Sunday, February 15, 2015

France by way of Italy

Avignon - 1985
When I was coming up in the wine business, there was this invisible wall between France and Italy, put there mainly by wine snobs who thought France was the epitome of all that wine was meant to be. In those days I would often hear things like “Oh, you are an Italian wine-lover. I never thought all those grapes and wine were worth much of a fuss.” and “Who needs to look any further than France, with the wines of Bordeaux, Burgundy, Champagne, the Rhone, the Loire and Alsace?” I would be made to feel like my love was a second-class affair, that I could never rise to understand and appreciate wine with my limited Italian prism like those with expertise in French wine.


And then I went to France. It was the summer of 1985 and we drove from Venice. Our first stop was Avignon and they were having a summer festival. I loved the trees in Avignon, the music, the lights and the people. Their French sounded more like Italian than I had thought it would. And the wines seemed more alike than opposed.

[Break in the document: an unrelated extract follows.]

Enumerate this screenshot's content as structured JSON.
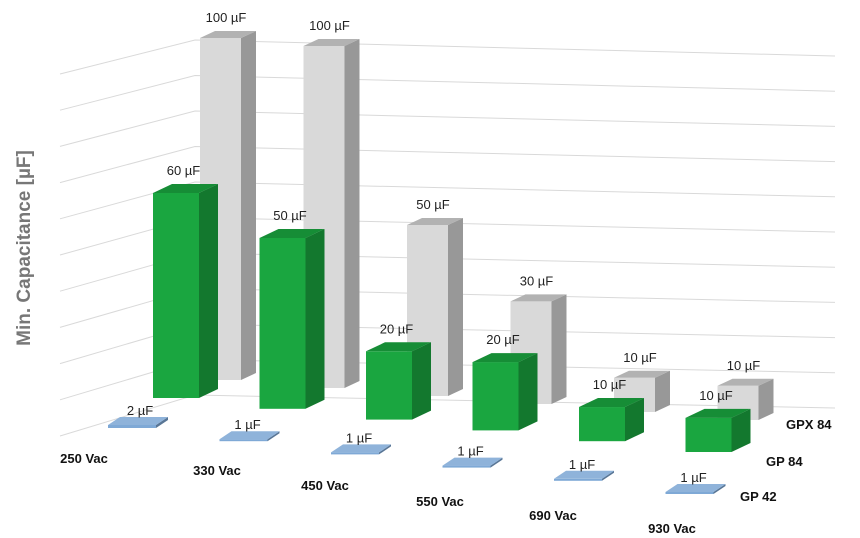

As we moved up through the Rhone and into Burgundy and then Champagne, I wondered what all the fuss was these wine snobs were making. France, to my eyes, didn't seem a whole lot different than the Italy I had just come from. Yes, the language was different. And the food wasn’t the same. And even the wines were not exact. But the farmers, the winemakers, the light that shone from behind their eyes was identical to what I had experienced in Italy. They were emissaries of Bacchus, wasn’t that good enough? To this observer, it was. And so it launched me on my little love tryst with French wines.

I keep a little spread sheet on my travels. It is important to get dates right, especially when referring to something in writing. Ten trips in so far to France, and surely more to come. And every time to I go France I ask myself why these fellows from the 1980’s made such a distinction between Italy and France.

Last month, in Venice, another aspect of the Franco-Italian connection presented itself to me. On the fourth floor of an old palazzo, overlooking the Grand Canal, my host opened up, alongside his wine, a bottle of Chateau Lafite Rothschild. A winemaker with lovely vineyards in Friuli, at first I thought it odd that he would do that. Here we are in Italy, why would we drink Bordeaux? Ah, reverse snobbism this time, my conscience whispered in my ear. After all, I do love Bordeaux. What’s wrong with drinking it a mere 800 miles away? We do it all the time in America.

My host has family connections with France. To many whom I have met, especially in Northern Italy and Tuscany, that isn’t so unusual. People living in Texas have relatives in California and New York. Big deal. But we have been conditioned to think these borders are real, that there is no porosity. This, in fact, is an illusion. Just like the illusion that French wines are better than Italian. They’re just different, like my relatives in California.

What really has been going on for many years between France and Italy has been more like an underground collaboration. After all, France and Italy account for 50% of the world’s wine production. And through many hundreds of years they have intermingled and become family. That they would be allied should seem more logical than being opposed to one another. Yes, there is competition for export markets. And yes, one will more easily find fine French wine in Italy than fine Italian wine in France. But those are minor issues. The heart of the matter is that the Italians have learned a lot about wine from the French, just like the French did from the Italians, going back to Roman times. There really is no “them” or “us” except in some obsolete corners of connoisseurship. Now, most of those fellows are gone, or will soon be.

Avignon - 1985
Meanwhile, take a look at the mingling on wine lists across America. Bubbles from France and Italy flow freely from them. Zachary Sussman writes in Punch "How Champagne Snuck onto New York’s Italian Wine Lists". Katherine Cole, writing in the Oregonian, cites a wine list from the Portland restaurant, Smallwares, which makes no distinction between countries (or red and white, for that matter). The lines of distinction, those all-important markers for the dead-tree connoisseurs of the 20th century, no longer matter.

And just like drinking Bordeaux in Venice, why would they matter? In shaking off our suits and ties and climbing into our well-worn jeans and Jack Purcells, why shouldn’t a wider appreciation of wine, wine without borders, follow?

Personally, I am relieved. I no longer have to skulk in a corner with my Gattinara, in fear that I am some kind of leper. I can freely pour Franciacorta in public, next to a grower Champagne, with no fear of ridicule. Hip sommeliers in New York post pictures of incredible Barolo on their Instagram feed next to prized Rhone and Burgundy wines. Are we not drawn onward to a new era?

That bottle of Lafite Rothschild my friend opened? When he poured me a glass I took a sniff. It smelled corked. Several folks around the table agreed. What did my friend do? There was no scorn for a French wine being corked. He went into the other room and brought back a bottle of another First Growth, a Mouton Rothschild. It complemented his Italian wine wonderfully. And we all proceeded with the night, admiring the evening and the lighted boats shimmering along the Grand Canal in the most serene of ways.